Sprint is actually a bit player in the new venture. If it did not exist, the companies supporting the new plan would have to have created it. Sprint is in on the deal because it is convenient to use their current WiMax plan and customer base as a vehicle to get at the two largest cellular providers.

The new alliance is a real problem for Verizon Wireless and AT&T. They have been about to bundle cellular service with their landline, TV, and broadband products. For crying out load, one of them even has the Apple (AAPL) iPhone.

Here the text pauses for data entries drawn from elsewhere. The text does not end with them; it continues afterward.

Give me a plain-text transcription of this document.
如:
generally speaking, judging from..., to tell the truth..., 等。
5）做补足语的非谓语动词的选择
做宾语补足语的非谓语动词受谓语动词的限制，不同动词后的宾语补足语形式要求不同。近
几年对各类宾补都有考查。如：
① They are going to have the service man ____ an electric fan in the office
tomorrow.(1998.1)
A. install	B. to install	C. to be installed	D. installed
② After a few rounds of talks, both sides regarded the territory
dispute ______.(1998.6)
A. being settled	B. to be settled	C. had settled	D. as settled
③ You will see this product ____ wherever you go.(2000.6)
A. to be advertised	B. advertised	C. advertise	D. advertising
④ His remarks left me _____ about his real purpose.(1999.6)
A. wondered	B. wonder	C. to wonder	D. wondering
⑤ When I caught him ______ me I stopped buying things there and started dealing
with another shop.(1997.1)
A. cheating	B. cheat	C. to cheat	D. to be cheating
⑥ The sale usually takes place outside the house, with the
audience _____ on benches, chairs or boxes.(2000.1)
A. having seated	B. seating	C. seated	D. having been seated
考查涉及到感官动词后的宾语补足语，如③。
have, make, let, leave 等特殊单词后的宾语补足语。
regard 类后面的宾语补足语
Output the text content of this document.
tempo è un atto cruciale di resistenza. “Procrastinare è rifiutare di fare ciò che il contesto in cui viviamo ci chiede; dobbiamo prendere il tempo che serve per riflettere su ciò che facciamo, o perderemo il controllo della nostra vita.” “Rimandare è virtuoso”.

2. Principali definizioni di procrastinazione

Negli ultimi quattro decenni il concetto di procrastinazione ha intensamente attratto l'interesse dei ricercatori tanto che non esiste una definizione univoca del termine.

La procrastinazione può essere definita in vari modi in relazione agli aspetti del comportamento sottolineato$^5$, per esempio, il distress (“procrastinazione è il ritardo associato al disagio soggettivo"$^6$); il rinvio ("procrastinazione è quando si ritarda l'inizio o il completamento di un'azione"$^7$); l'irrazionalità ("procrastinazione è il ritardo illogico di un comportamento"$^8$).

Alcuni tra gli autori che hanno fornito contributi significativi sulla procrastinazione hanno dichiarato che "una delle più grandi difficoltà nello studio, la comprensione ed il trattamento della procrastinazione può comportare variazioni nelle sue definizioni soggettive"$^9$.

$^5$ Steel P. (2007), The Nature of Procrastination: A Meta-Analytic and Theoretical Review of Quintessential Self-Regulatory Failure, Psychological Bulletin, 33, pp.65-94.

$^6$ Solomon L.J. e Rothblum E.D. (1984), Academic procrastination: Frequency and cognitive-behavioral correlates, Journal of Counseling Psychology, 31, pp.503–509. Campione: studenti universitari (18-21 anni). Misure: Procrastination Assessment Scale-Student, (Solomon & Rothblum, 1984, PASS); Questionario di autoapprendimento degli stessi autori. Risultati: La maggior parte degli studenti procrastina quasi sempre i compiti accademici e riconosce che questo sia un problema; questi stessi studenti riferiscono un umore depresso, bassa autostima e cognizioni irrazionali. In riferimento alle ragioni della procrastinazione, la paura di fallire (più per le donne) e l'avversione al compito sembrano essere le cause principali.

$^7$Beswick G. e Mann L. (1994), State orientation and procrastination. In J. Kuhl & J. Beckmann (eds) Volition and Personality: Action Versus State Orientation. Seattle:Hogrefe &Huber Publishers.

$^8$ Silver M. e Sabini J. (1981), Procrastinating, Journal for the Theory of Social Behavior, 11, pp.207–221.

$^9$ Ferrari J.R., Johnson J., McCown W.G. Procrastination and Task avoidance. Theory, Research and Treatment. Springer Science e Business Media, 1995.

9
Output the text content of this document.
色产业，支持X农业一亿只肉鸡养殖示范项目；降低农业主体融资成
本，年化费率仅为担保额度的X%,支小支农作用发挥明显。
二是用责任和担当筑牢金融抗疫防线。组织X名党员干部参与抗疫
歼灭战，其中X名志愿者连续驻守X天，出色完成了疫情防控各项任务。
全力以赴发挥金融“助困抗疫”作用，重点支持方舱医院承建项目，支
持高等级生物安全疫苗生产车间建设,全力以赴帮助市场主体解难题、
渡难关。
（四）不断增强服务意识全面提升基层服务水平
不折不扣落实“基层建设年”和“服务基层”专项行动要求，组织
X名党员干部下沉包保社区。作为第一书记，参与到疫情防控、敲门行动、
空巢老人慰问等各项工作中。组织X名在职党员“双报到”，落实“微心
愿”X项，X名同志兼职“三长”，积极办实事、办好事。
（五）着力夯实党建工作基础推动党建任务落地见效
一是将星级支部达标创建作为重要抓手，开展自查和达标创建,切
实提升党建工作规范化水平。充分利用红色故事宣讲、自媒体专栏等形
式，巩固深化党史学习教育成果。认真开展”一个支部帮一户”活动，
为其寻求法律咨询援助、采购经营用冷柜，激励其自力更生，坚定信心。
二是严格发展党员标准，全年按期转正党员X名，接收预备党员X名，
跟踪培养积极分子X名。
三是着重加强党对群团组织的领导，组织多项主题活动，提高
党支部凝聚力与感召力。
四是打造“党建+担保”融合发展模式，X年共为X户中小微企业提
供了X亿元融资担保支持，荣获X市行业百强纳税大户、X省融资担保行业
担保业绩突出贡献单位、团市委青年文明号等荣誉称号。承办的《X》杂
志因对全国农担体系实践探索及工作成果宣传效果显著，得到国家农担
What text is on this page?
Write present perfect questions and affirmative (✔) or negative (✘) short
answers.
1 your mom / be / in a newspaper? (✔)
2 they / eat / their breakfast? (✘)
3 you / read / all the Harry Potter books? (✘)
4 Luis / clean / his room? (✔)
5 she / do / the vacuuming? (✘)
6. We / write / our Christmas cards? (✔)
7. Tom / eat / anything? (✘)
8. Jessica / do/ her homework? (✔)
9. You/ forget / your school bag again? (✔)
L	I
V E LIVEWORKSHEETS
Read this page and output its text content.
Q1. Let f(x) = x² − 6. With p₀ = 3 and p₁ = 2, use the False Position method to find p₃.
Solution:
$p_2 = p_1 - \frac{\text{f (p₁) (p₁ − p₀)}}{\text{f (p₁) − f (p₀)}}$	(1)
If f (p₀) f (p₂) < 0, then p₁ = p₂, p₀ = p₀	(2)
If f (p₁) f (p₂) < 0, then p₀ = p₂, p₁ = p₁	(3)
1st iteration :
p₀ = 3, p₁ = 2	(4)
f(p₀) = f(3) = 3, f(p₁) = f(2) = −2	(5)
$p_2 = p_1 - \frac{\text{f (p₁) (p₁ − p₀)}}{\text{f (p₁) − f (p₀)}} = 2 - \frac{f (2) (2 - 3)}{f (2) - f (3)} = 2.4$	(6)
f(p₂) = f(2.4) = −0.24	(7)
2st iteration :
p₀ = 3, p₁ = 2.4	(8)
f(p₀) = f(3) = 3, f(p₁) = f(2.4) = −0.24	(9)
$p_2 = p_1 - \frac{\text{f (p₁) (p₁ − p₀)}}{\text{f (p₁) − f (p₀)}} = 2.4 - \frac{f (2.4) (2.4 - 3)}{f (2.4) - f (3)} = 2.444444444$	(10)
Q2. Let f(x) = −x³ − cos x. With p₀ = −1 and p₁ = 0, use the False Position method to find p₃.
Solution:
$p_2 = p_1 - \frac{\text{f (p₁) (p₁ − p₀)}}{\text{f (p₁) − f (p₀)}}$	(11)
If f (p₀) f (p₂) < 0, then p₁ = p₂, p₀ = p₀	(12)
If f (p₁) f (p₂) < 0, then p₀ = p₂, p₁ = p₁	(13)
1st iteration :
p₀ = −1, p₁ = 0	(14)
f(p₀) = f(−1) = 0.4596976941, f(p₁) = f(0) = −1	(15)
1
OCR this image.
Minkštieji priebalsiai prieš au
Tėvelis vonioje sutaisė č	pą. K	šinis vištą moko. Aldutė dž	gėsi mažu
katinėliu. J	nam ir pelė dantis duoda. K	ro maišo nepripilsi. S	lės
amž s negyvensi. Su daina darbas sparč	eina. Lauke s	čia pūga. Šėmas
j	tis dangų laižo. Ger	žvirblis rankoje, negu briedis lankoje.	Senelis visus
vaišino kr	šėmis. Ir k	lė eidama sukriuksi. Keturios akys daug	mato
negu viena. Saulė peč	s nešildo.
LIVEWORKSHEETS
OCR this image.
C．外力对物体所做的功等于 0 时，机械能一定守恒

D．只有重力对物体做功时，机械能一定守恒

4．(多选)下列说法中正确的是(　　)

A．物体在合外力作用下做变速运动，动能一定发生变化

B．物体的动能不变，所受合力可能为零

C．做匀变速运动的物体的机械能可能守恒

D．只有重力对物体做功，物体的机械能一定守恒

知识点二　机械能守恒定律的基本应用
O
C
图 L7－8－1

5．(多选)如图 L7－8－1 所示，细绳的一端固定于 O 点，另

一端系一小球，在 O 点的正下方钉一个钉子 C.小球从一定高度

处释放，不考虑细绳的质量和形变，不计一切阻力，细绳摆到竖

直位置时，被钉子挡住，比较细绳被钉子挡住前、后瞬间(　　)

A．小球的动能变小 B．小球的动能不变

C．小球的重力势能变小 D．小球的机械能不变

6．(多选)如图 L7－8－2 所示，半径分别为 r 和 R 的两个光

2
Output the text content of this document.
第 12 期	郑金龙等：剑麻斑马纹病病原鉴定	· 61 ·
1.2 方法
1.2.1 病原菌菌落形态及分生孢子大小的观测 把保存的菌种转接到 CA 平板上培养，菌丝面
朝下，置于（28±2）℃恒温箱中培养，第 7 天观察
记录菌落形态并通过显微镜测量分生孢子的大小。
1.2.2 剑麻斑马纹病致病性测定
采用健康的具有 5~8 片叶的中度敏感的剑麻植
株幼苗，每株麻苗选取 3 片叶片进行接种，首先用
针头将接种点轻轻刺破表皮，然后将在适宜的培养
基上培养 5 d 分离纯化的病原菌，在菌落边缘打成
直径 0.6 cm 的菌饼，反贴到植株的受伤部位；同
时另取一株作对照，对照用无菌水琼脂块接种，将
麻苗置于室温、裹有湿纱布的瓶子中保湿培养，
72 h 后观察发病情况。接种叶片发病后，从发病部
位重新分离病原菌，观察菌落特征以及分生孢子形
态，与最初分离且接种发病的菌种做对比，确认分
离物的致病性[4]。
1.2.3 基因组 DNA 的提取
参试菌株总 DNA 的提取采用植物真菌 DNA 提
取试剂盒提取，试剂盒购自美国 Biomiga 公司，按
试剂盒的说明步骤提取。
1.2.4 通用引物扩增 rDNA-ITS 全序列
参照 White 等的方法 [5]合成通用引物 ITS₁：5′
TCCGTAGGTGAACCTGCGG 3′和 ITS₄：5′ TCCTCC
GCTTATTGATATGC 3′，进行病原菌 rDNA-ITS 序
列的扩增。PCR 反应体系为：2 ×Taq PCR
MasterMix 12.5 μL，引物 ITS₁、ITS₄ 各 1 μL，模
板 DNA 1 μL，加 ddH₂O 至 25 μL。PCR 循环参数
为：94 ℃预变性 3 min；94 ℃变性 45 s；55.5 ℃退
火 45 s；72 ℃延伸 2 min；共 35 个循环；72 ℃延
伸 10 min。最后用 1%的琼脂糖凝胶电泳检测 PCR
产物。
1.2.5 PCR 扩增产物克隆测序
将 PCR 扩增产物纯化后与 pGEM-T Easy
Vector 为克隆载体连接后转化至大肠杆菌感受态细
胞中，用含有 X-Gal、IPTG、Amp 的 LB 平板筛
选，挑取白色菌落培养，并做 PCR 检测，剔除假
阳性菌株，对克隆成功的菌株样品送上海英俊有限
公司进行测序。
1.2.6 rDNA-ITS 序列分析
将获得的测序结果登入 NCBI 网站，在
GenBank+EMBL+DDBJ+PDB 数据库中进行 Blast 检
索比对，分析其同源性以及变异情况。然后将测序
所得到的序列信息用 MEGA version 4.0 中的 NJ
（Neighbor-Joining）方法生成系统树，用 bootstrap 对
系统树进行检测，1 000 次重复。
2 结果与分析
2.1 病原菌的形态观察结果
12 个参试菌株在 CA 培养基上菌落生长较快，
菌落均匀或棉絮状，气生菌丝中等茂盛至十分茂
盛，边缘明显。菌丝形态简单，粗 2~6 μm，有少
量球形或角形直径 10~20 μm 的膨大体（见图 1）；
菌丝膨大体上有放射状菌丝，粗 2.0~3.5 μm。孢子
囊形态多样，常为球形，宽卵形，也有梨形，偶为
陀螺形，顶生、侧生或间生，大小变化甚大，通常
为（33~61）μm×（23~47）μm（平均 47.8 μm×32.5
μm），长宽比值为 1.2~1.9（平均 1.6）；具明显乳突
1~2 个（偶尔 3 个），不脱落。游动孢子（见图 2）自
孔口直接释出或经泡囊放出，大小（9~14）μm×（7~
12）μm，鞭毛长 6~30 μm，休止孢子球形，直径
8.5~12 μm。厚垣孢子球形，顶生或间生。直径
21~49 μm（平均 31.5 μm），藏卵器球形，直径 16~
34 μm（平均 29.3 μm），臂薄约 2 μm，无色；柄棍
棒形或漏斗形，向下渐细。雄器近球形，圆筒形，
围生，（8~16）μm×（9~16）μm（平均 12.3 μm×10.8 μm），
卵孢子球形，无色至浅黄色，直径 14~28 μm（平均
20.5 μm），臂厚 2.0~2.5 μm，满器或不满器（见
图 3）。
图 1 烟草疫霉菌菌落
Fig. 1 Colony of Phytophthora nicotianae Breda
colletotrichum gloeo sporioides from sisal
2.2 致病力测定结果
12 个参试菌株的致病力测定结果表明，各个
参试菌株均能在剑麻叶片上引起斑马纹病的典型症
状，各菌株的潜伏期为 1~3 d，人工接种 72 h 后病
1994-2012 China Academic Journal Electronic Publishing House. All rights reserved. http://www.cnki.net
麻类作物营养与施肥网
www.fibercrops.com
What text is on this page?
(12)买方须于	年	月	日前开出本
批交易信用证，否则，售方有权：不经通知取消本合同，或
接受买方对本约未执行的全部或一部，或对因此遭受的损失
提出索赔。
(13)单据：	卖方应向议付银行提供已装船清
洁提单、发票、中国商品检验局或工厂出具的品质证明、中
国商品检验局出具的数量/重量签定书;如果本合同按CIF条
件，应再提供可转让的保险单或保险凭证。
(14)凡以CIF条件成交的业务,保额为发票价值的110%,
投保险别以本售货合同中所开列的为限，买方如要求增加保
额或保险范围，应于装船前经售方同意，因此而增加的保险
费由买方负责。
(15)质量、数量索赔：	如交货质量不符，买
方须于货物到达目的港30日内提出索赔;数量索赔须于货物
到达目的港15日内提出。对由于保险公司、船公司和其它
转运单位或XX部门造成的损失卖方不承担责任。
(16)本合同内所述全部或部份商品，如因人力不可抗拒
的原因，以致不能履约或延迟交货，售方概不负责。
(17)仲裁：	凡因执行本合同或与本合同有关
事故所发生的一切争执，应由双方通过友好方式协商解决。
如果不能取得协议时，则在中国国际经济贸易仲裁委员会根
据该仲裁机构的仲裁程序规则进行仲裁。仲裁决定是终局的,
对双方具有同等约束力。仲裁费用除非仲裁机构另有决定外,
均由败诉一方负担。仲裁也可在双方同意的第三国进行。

Google doesn’t have much use for the iPhone. They want a G-Phone which runs their software. Now they can run it off the new WiMax wireless broadband network which they are helping to build. It is a much cheaper alternative than buying spectrum from the FCC at a price of $4 billion. It gets them a home for their handset-based operating system, Android.

Comcast and Time Warner get some revenge against their telecom rivals for coming into their backyards with fiber TV service. Intel (INTC) is putting money in because it wants to sell chips for WiMax devices.

The next generation of wireless broadband will make the current 3G deployments seem very slow. Verizon and AT&T are not far along in articulating and building out their technology to attack this market. That give the WiMax program an important head start.

Sprint did not do much other than being in the right place at the right time. Now it will be the backbone of the first real assault on the national leadership that the phone companies have in the cellular business. The new investors are motivated by profit, and they are motivated by vengeance. It is a mix which should make the thing work.